Whilst the divorce rate in the UK is the lowest it has been for nearly 40 years, there is one section of the community which is bucking this trend. The number of divorces amongst the over 60s has almost doubled in the last decade with divorces granted to nearly 9,500 men aged 60 and over, and 5,800 women in the same age group in 2011 (the last year for which figures are available, Office of National Statistics). There are almost as many reasons for this as there are divorces but for some it may seem that a complicated divorce with child maintenance issues has been avoided and a divorce now can be a clean and simple break. Certainly waiting until the children have left the family home limits the impact on them and avoids many of the issues about future provision for their care. However sorting out the financial arrangements for people married for many years can often be a more complex process than for younger couples. It will require careful and sensitive negotiation to ensure that both parties are treated fairly and provided for in the future.
Pensions are the obvious starting place, with pension funds an important and valuable asset particularly in longer marriages. In some cases, it may be that a pension is already being received. Decisions will need to be taken about how this is shared to provide for the future. Pension sharing orders are increasingly common in divorce proceedings and will provide future financial security for a party who has not been able to build a pension pot for themselves. Pension scheme administrators will only share a pension asset if there is a court order made within the divorce process to provide for it. Decisions may also have to be made as to whether a maintenance agreement is required prior to the pension becoming payable.
Wives or husbands who have not worked throughout the marriage and have not obtained a full National Insurance contribution record may benefit from their spouse’s contribution record, thus acquiring a full state pension at retirement age, provided that their divorce is finalised before April 2016. New state pension rules are then set to be introduced and this arrangement is likely to disappear.
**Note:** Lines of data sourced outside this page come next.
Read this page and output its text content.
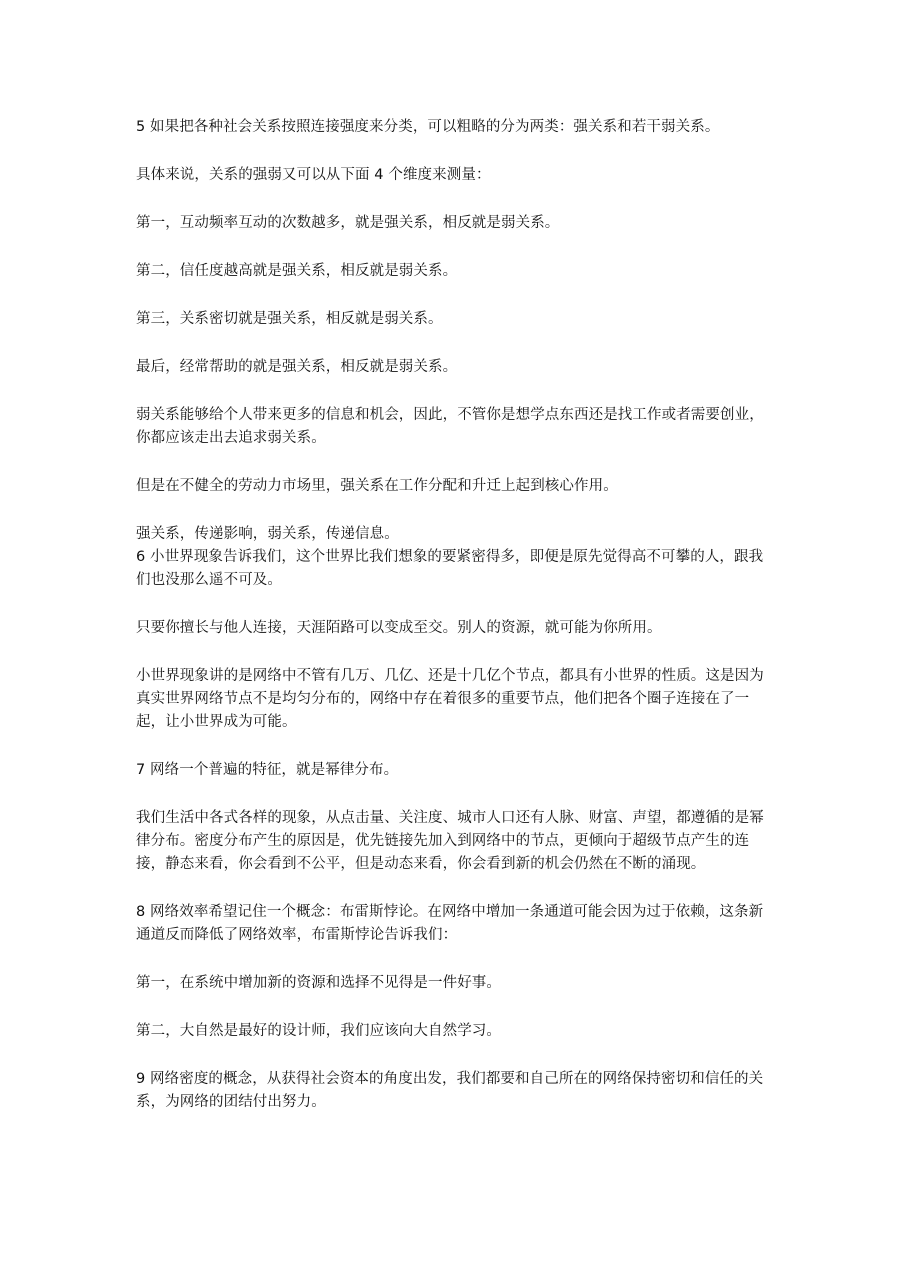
5 如果把各种社会关系按照连接强度来分类，可以粗略的分为两类：强关系和若干弱关系。

具体来说，关系的强弱又可以从下面 4 个维度来测量：

第一，互动频率互动的次数越多，就是强关系，相反就是弱关系。

第二，信任度越高就是强关系，相反就是弱关系。

第三，关系密切就是强关系，相反就是弱关系。

最后，经常帮助的就是强关系，相反就是弱关系。

弱关系能够给个人带来更多的信息和机会，因此，不管你是想学点东西还是找工作或者需要创业，你都应该走出去追求弱关系。

但是在不健全的劳动力市场里，强关系在工作分配和升迁上起到核心作用。

强关系，传递影响，弱关系，传递信息。

6 小世界现象告诉我们，这个世界比我们想象的要紧密得多，即便是原先觉得高不可攀的人，跟我们也没那么遥不可及。

只要你擅长与他人连接，天涯陌路可以变成至交。别人的资源，就可能为你所用。

小世界现象讲的是网络中不管有几万、几亿、还是十几亿个节点，都具有小世界的性质。这是因为真实世界网络节点不是均匀分布的，网络中存在着很多的重要节点，他们把各个圈子连接在了一起，让小世界成为可能。

7 网络一个普遍的特征，就是幂律分布。

我们生活中各式各样的现象，从点击量、关注度、城市人口还有人脉、财富、声望，都遵循的是幂律分布。密度分布产生的原因是，优先链接先加入到网络中的节点，更倾向于超级节点产生的连接，静态来看，你会看到不公平，但是动态来看，你会看到新的机会仍然在不断的涌现。

8 网络效率希望记住一个概念：布雷斯悖论。在网络中增加一条通道可能会因为过于依赖，这条新通道反而降低了网络效率，布雷斯悖论告诉我们：

第一，在系统中增加新的资源和选择不见得是一件好事。

第二，大自然是最好的设计师，我们应该向大自然学习。

9 网络密度的概念，从获得社会资本的角度出发，我们都要和自己所在的网络保持密切和信任的关系，为网络的团结付出努力。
It is likely there will be other significant assets in the form of the family home and savings. Dividing these may be relatively straightforward but safeguarding some of these assets for the couple’s children may be desirable and should certainly be a subject for discussion and negotiation. This will be particularly important if either or both parties marry again at a later stage.
Wills and any arrangements set up under those Wills will need to be reviewed. Any existing provision in favour of the other spouse and any appointment of the spouse as an executor will be nullified by the parties’ divorce. Wills should be reviewed on a regular basis to ensure they reflect changes in circumstances such as the arrival of grandchildren and legal and regulatory developments.